Pvops upstream is not affected, because it delegates the hairy parts
to fb_defio.

The appended patch is a backport of upstream's fix, except for
changeset 783.  That one changes the way the kthread is used, which I
didn't feel like risking in RHEL just for cleanup.

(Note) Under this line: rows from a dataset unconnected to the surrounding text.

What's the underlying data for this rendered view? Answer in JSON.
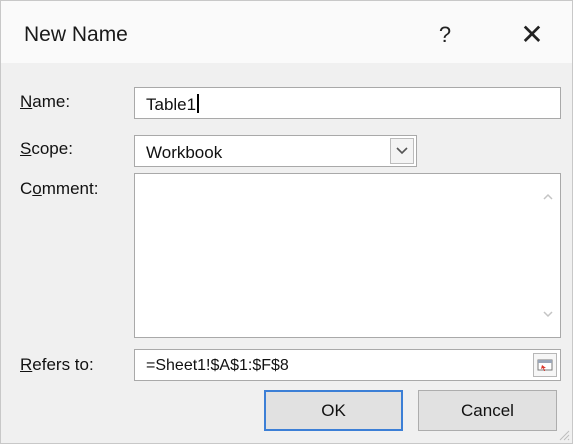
{
  "dialog": {
    "title": "New Name",
    "help_glyph": "?",
    "close_glyph": "✕"
  },
  "fields": {
    "name_label": "Name:",
    "name_value": "Table1",
    "scope_label": "Scope:",
    "scope_value": "Workbook",
    "comment_label": "Comment:",
    "comment_value": "",
    "refers_label": "Refers to:",
    "refers_value": "=Sheet1!$A$1:$F$8"
  },
  "buttons": {
    "ok_label": "OK",
    "cancel_label": "Cancel"
  },
  "colors": {
    "default_button_border": "#3c7fd6",
    "collapse_icon_accent": "#d9342b"
  }
}
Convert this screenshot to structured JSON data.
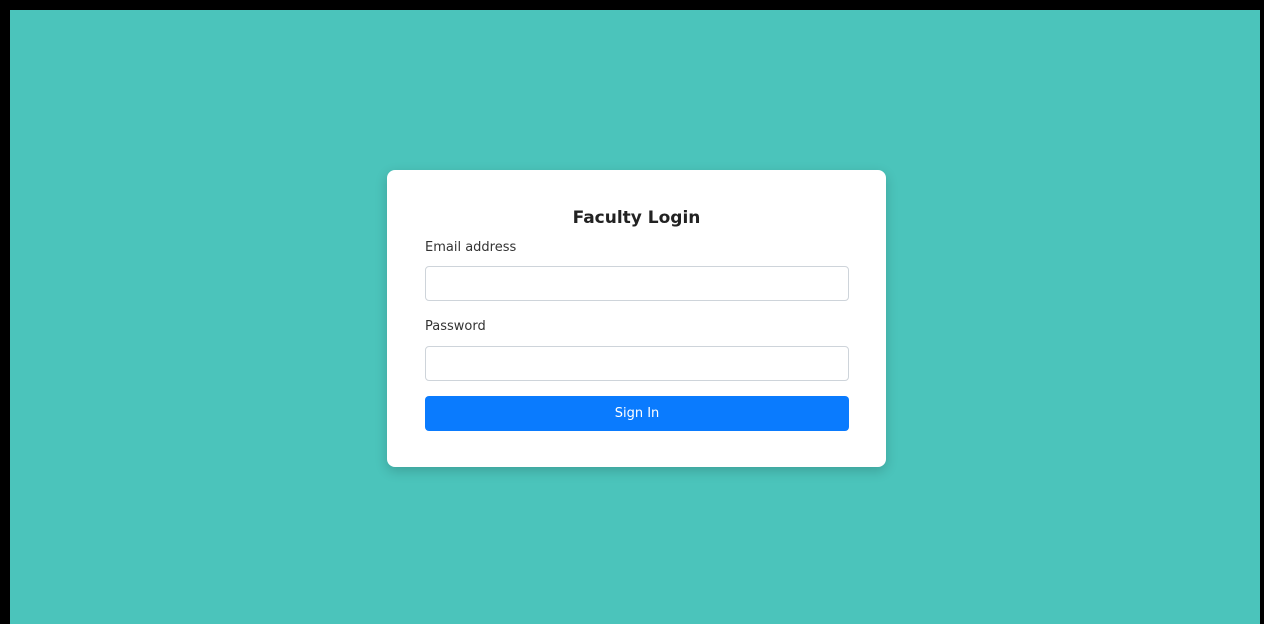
{
  "colors": {
    "background": "#4bc4bb",
    "card": "#ffffff",
    "primary": "#0a7bfe"
  },
  "login": {
    "title": "Faculty Login",
    "email_label": "Email address",
    "email_value": "",
    "password_label": "Password",
    "password_value": "",
    "submit_label": "Sign In"
  }
}
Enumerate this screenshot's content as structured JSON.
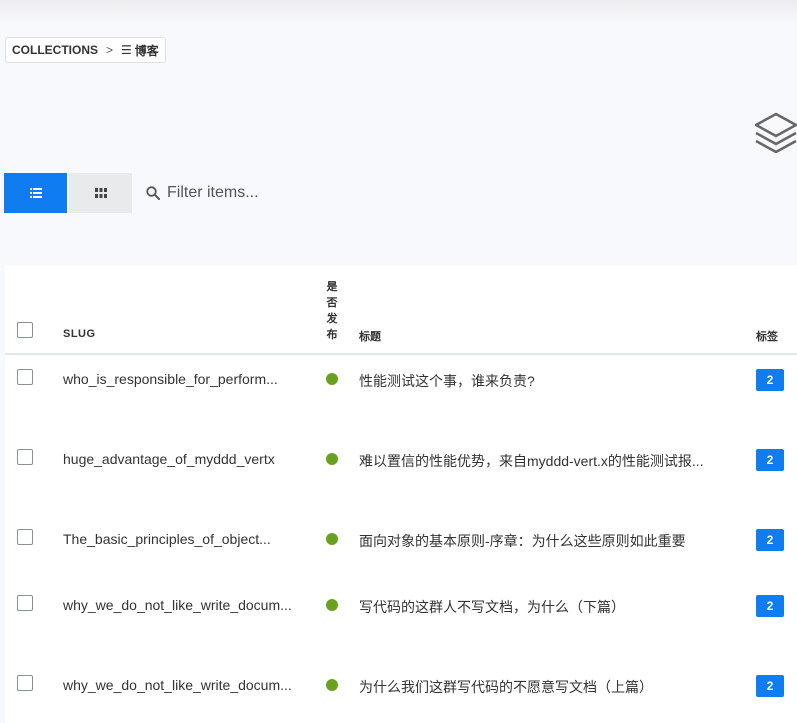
{
  "breadcrumb": {
    "root": "COLLECTIONS",
    "separator": ">",
    "current": "博客"
  },
  "toolbar": {
    "list_view_icon": "list-icon",
    "grid_view_icon": "grid-icon",
    "filter_placeholder": "Filter items..."
  },
  "header_icon": "layers-icon",
  "colors": {
    "accent": "#0f7cf0",
    "published": "#6aa121"
  },
  "table": {
    "columns": {
      "slug": "SLUG",
      "published": "是否发布",
      "title": "标题",
      "tags": "标签"
    },
    "rows": [
      {
        "slug": "who_is_responsible_for_perform...",
        "published": true,
        "title": "性能测试这个事，谁来负责?",
        "tags": "2"
      },
      {
        "slug": "huge_advantage_of_myddd_vertx",
        "published": true,
        "title": "难以置信的性能优势，来自myddd-vert.x的性能测试报...",
        "tags": "2"
      },
      {
        "slug": "The_basic_principles_of_object...",
        "published": true,
        "title": "面向对象的基本原则-序章：为什么这些原则如此重要",
        "tags": "2"
      },
      {
        "slug": "why_we_do_not_like_write_docum...",
        "published": true,
        "title": "写代码的这群人不写文档，为什么（下篇）",
        "tags": "2"
      },
      {
        "slug": "why_we_do_not_like_write_docum...",
        "published": true,
        "title": "为什么我们这群写代码的不愿意写文档（上篇）",
        "tags": "2"
      }
    ]
  }
}
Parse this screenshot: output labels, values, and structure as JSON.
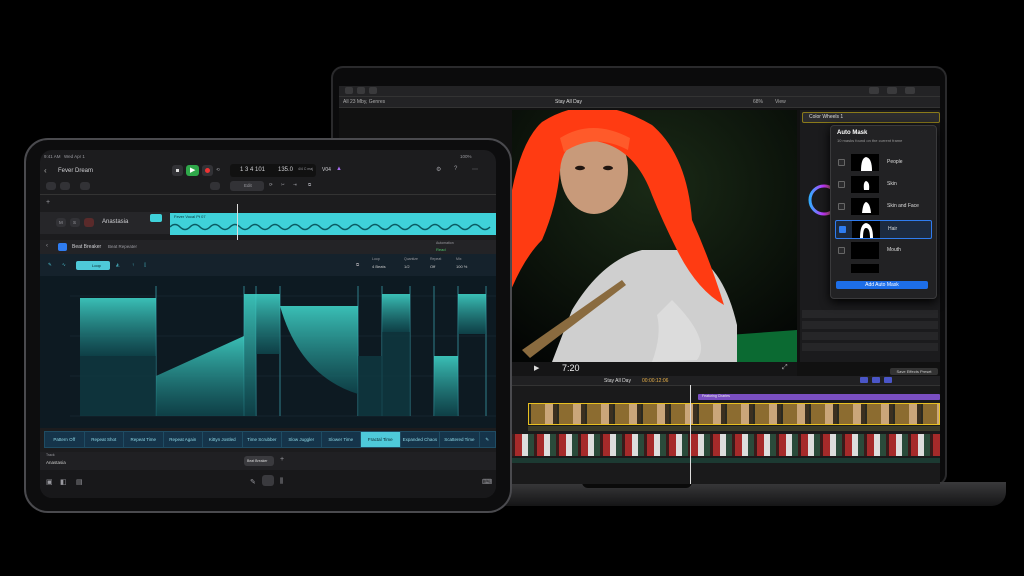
{
  "macbook": {
    "fcp": {
      "library_label": "All 23 Mby, Genres",
      "event_title": "Stay All Day",
      "zoom": "68%",
      "view_menu": "View",
      "inspector_title": "Color Wheels 1",
      "auto_mask": {
        "title": "Auto Mask",
        "subtitle": "10 masks found on the current frame",
        "items": [
          {
            "label": "People",
            "checked": false
          },
          {
            "label": "Skin",
            "checked": false
          },
          {
            "label": "Skin and Face",
            "checked": false
          },
          {
            "label": "Hair",
            "checked": true
          },
          {
            "label": "Mouth",
            "checked": false
          }
        ],
        "button": "Add Auto Mask"
      },
      "timecode": "7:20",
      "timeline_project": "Stay All Day",
      "timeline_time": "00:00:12:06",
      "save_effects_button": "Save Effects Preset",
      "clip_label": "Featuring Charles"
    }
  },
  "ipad": {
    "status": {
      "time": "9:41 AM",
      "date": "Wed Apr 1",
      "battery": "100%"
    },
    "project_title": "Fever Dream",
    "transport": {
      "position": "1 3 4 101",
      "tempo": "135.0",
      "key": "4/4 C maj",
      "track_count": "V04"
    },
    "edit_label": "Edit",
    "track": {
      "name": "Anastasia",
      "m": "M",
      "s": "S"
    },
    "region_label": "Fever Vocal Pt 07",
    "plugin": {
      "name": "Beat Breaker",
      "preset": "Beat Repeater",
      "mode": "Automation",
      "mode_value": "Read"
    },
    "params": [
      {
        "label": "Loop",
        "value": "4 Beats"
      },
      {
        "label": "Quantize",
        "value": "1/2"
      },
      {
        "label": "Repeat",
        "value": "Off"
      },
      {
        "label": "Mix",
        "value": "100 %"
      }
    ],
    "chips": [
      "Loop"
    ],
    "presets": [
      "Pattern Off",
      "Repeat Shot",
      "Repeat Time",
      "Repeat Again",
      "Kittyn Jostled",
      "Time Scrubber",
      "Slow Juggler",
      "Slower Time",
      "Fractal Time",
      "Expanded Chaos",
      "Scattered Time"
    ],
    "active_preset_index": 8,
    "footer": {
      "track_label": "Track",
      "track_value": "Anastasia",
      "plugin_pill": "Beat Breaker"
    },
    "colors": {
      "accent": "#4ec9d9",
      "region": "#3fd1d9",
      "mask_btn": "#1d6ee8"
    }
  }
}
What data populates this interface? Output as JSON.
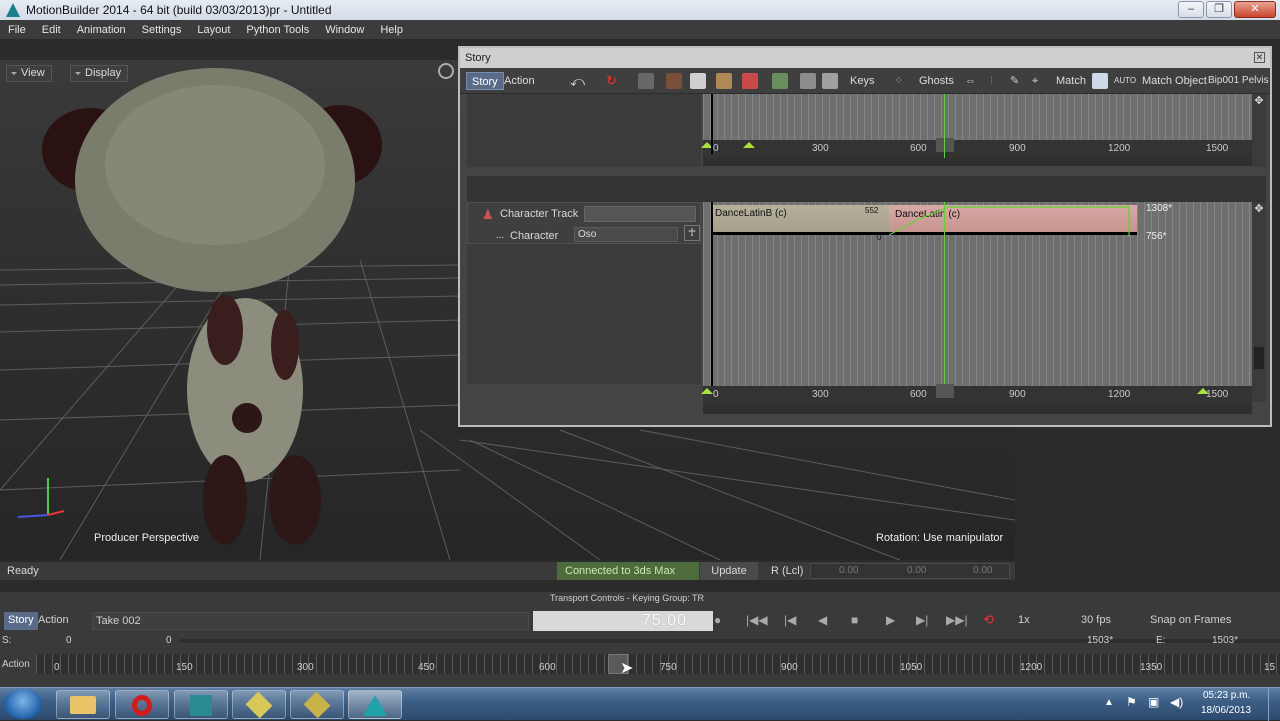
{
  "window": {
    "title": "MotionBuilder 2014   - 64 bit (build 03/03/2013)pr  - Untitled"
  },
  "menu": [
    "File",
    "Edit",
    "Animation",
    "Settings",
    "Layout",
    "Python Tools",
    "Window",
    "Help"
  ],
  "viewer": {
    "view_label": "View",
    "display_label": "Display",
    "camera_label": "Producer Perspective",
    "rotation_label": "Rotation: Use manipulator"
  },
  "story": {
    "title": "Story",
    "tabs": [
      "Story",
      "Action"
    ],
    "toolbar": {
      "keys": "Keys",
      "ghosts": "Ghosts",
      "match": "Match",
      "match_object": "Match Object",
      "object_value": "Bip001 Pelvis"
    },
    "ruler_ticks": [
      "0",
      "300",
      "600",
      "900",
      "1200",
      "1500"
    ],
    "track": {
      "name": "Character Track",
      "character_label": "Character",
      "character_value": "Oso",
      "ellipsis": "..."
    },
    "clips": [
      {
        "name": "DanceLatinB (c)",
        "end_label": "552"
      },
      {
        "name": "DanceLatin (c)",
        "start_label": "0",
        "end_top": "1308*",
        "end_bottom": "756*"
      }
    ]
  },
  "status": {
    "ready": "Ready",
    "connected": "Connected to 3ds Max",
    "update": "Update",
    "rlabel": "R (Lcl)",
    "values": [
      "0.00",
      "0.00",
      "0.00"
    ]
  },
  "transport": {
    "header": "Transport Controls  -  Keying Group: TR",
    "tabs": [
      "Story",
      "Action"
    ],
    "take": "Take 002",
    "frame": "75.00",
    "speed": "1x",
    "fps": "30 fps",
    "snap": "Snap on Frames",
    "start_label": "S:",
    "start_value": "0",
    "start_value2": "0",
    "end_label": "E:",
    "end_value": "1503*",
    "end_value2": "1503*",
    "action_label": "Action",
    "timeline_ticks": [
      "0",
      "150",
      "300",
      "450",
      "600",
      "750",
      "900",
      "1050",
      "1200",
      "1350",
      "15"
    ]
  },
  "taskbar": {
    "time": "05:23 p.m.",
    "date": "18/06/2013"
  },
  "colors": {
    "accent_green": "#5cd62e",
    "clip_band": "#c9a6a0",
    "tab_blue": "#5a6b8a"
  }
}
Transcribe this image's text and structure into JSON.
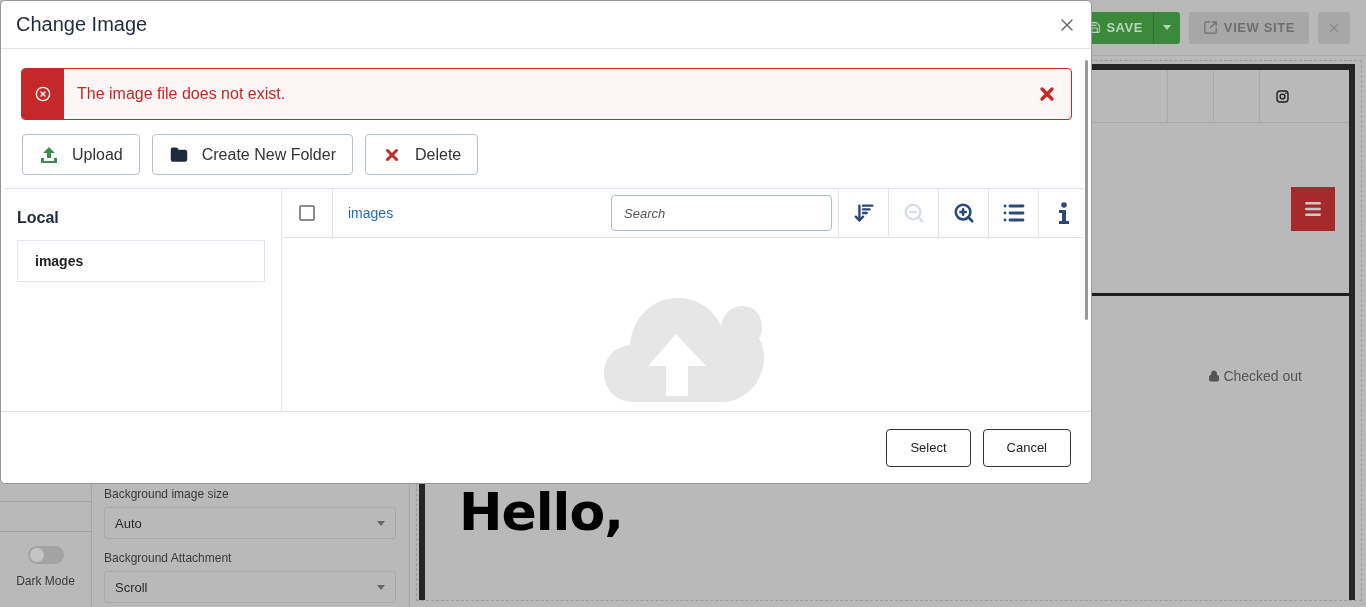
{
  "topbar": {
    "save_button": "SAVE",
    "view_site_button": "VIEW SITE"
  },
  "sidebar": {
    "toggle": {
      "label": "Dark Mode",
      "on": false
    },
    "fields": [
      {
        "label": "Background image size",
        "value": "Auto"
      },
      {
        "label": "Background Attachment",
        "value": "Scroll"
      }
    ]
  },
  "preview": {
    "status": "Checked out",
    "heading": "Hello,"
  },
  "modal": {
    "title": "Change Image",
    "alert": "The image file does not exist.",
    "actions": [
      {
        "kind": "upload",
        "label": "Upload"
      },
      {
        "kind": "folder",
        "label": "Create New Folder"
      },
      {
        "kind": "delete",
        "label": "Delete"
      }
    ],
    "tree": {
      "title": "Local",
      "items": [
        {
          "label": "images",
          "selected": true
        }
      ]
    },
    "browser": {
      "select_all": {
        "checked": false
      },
      "breadcrumb": [
        "images"
      ],
      "search": {
        "placeholder": "Search"
      },
      "tools": [
        {
          "kind": "sort",
          "disabled": false
        },
        {
          "kind": "zoom-out",
          "disabled": true
        },
        {
          "kind": "zoom-in",
          "disabled": false
        },
        {
          "kind": "list",
          "disabled": false
        },
        {
          "kind": "info",
          "disabled": false
        }
      ]
    },
    "footer_buttons": [
      "Select",
      "Cancel"
    ]
  }
}
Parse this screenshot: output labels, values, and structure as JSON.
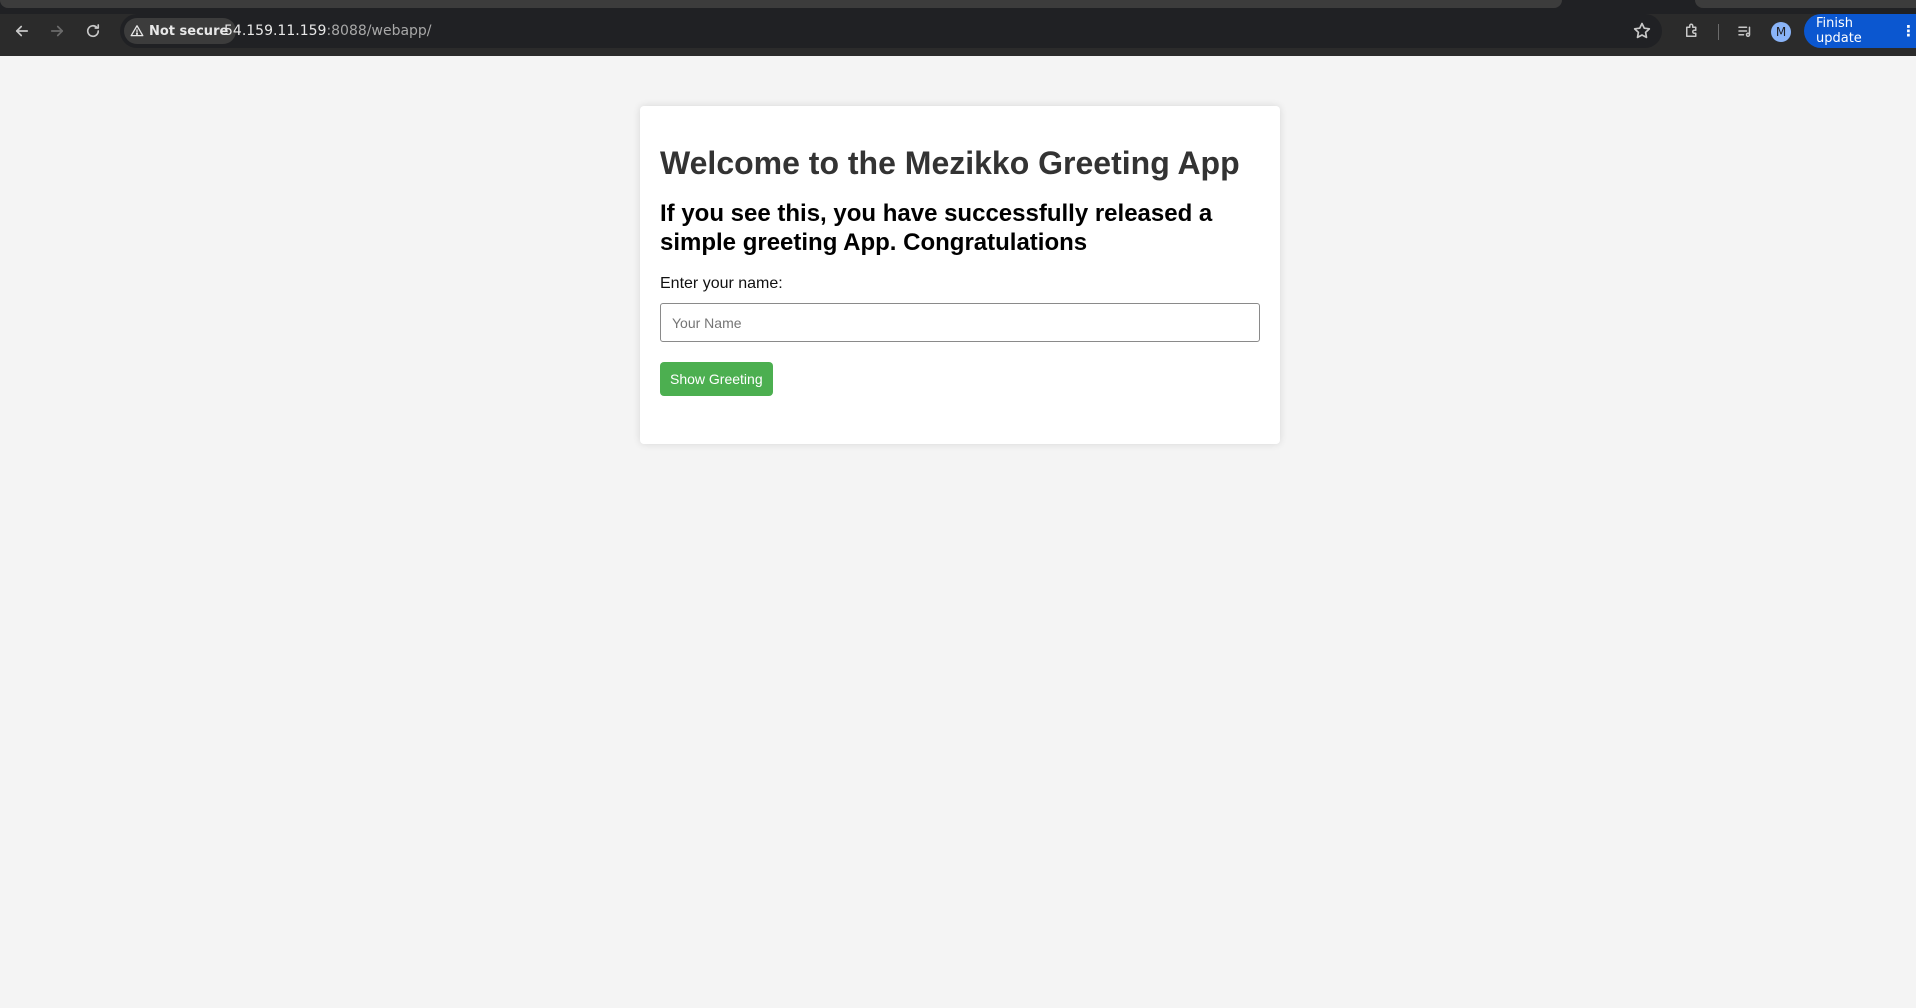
{
  "browser": {
    "security_label": "Not secure",
    "url_host": "54.159.11.159",
    "url_rest": ":8088/webapp/",
    "profile_initial": "M",
    "update_label": "Finish update",
    "update_color": "#0b57d0"
  },
  "page": {
    "title": "Welcome to the Mezikko Greeting App",
    "subtitle": "If you see this, you have successfully released a simple greeting App. Congratulations",
    "name_label": "Enter your name:",
    "name_placeholder": "Your Name",
    "name_value": "",
    "button_label": "Show Greeting",
    "button_color": "#4caf50"
  },
  "icons": {
    "back": "arrow-left-icon",
    "forward": "arrow-right-icon",
    "reload": "reload-icon",
    "warning": "warning-triangle-icon",
    "bookmark": "star-icon",
    "extensions": "puzzle-icon",
    "media": "media-control-icon",
    "menu": "kebab-icon"
  }
}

Note that 788 reverts a part of 781, namely an unnecessary and not
obviously correct locking change.  Locking is rather subtle there...

Bug 456893.  Please ACK.

diff --git a/drivers/xen/fbfront/xenfb.c b/drivers/xen/fbfront/xenfb.c
index f9aaf56..a4508ee 100644
--- a/drivers/xen/fbfront/xenfb.c
+++ b/drivers/xen/fbfront/xenfb.c
@@ -119,12 +119,19 @@ static void xenfb_update_screen(struct xenfb_info *info)
 	mutex_lock(&info->mm_lock);
 
 	spin_lock_irqsave(&info->dirty_lock, flags);
-	y1 = info->y1;
-	y2 = info->y2;
-	x1 = info->x1;
-	x2 = info->x2;
-	info->x1 = info->y1 = INT_MAX;
-	info->x2 = info->y2 = 0;
+	if (info->dirty){
+		info->dirty = 0;
+		y1 = info->y1;
+		y2 = info->y2;
+		x1 = info->x1;
+		x2 = info->x2;
+		info->x1 = info->y1 = INT_MAX;
+		info->x2 = info->y2 = 0;
+	} else {
+		spin_unlock_irqrestore(&info->dirty_lock, flags);
+		mutex_unlock(&info->mm_lock);
+		return;
+	}
 	spin_unlock_irqrestore(&info->dirty_lock, flags);
 
 	list_for_each_entry(map, &info->mappings, link) {
@@ -150,10 +157,7 @@ static int xenfb_thread(void *data)
 	struct xenfb_info *info = data;
 
 	while (!kthread_should_stop()) {
-		if (info->dirty) {
-			info->dirty = 0;
-			xenfb_update_screen(info);
-		}
+		xenfb_update_screen(info);
 		wait_event_interruptible(info->wq,
 			kthread_should_stop() || info->dirty);
 		try_to_freeze();
@@ -479,15 +483,6 @@ static int __devinit xenfb_probe(struct xenbus_device *dev,
 	}
 	info->fb_info = fb_info;
 
-	/* FIXME should this be delayed until backend XenbusStateConnected? */
-	info->kthread = kthread_run(xenfb_thread, info, "xenfb thread");
-	if (IS_ERR(info->kthread)) {
-		ret = PTR_ERR(info->kthread);
-		info->kthread = NULL;
-		xenbus_dev_fatal(dev, ret, "register_framebuffer");
-		goto error;
-	}
-
 	ret = xenfb_connect_backend(dev, info);
 	if (ret < 0)
 		goto error;
@@ -649,6 +644,13 @@ static void xenfb_backend_changed(struct xenbus_device *dev,
 			val = 0;
 		if (val)
 			info->update_wanted = 1;
+
+		info->kthread = kthread_run(xenfb_thread, info, "xenfb thread");
+		if (IS_ERR(info->kthread)) {
+			info->kthread = NULL;
+			xenbus_dev_fatal(dev, PTR_ERR(info->kthread),
+					"xenfb_thread");
+		}
 		break;
 
 	case XenbusStateClosing: